When serving as Governor of New York in the 1920s, Franklin Roosevelt promoted hydropower; as a 1932 presidential candidate, and later as president, he encouraged large, federally-funded hydroelectric developments in several river basins.
Following the creation of the National Resources Planning Board a year prior, in 1934, regional planning commissions were established to investigate comprehensive river basin planning. The Pacific Northwest Regional Planning Commission, having a representative from Oregon, Montana, Idaho, and Washington, made out a report in late December of 1935 suggesting that an independent federal agency be created to market power from Bonneville and Grand Coulee dams. Modeled after the Panama Canal Company, the agency would operate the generators and transmission lines. The commission also recommended that power be sold for generation cost, opposed to market rate, and public utilities supply the federal power.
Construction began on Bonneville Dam and Grand Coulee Dam in 1933; Bonneville was completed in 1938, Grand Coulee in 1941.

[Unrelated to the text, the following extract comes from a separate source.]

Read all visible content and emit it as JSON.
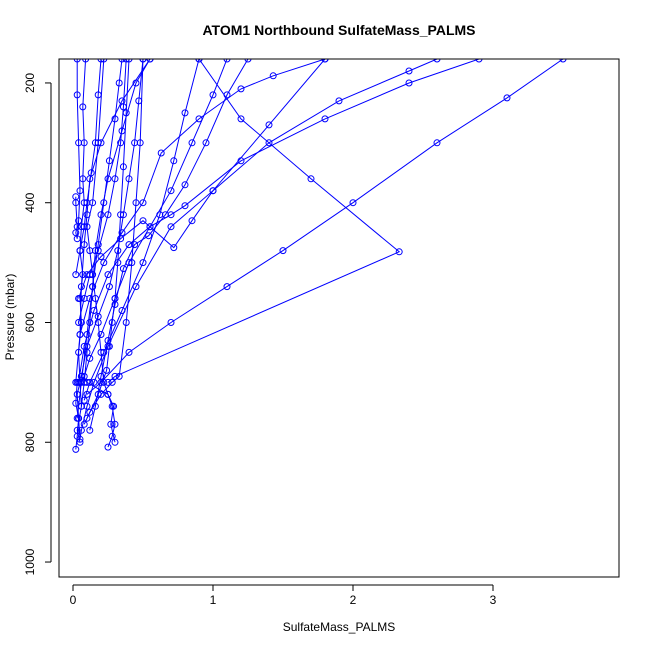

Consisting of the Commission’s key recommendations, Congress approved the Bonneville Project Act, and Roosevelt signed it into law on August 20, 1937. The act stated that this new power agency could “market and transmit power from federal dams and . . . give preference and priority in the use of electrical energy to public bodies and cooperatives.” In 1940, the Bonneville Power Project was renamed the Bonneville Power Administration.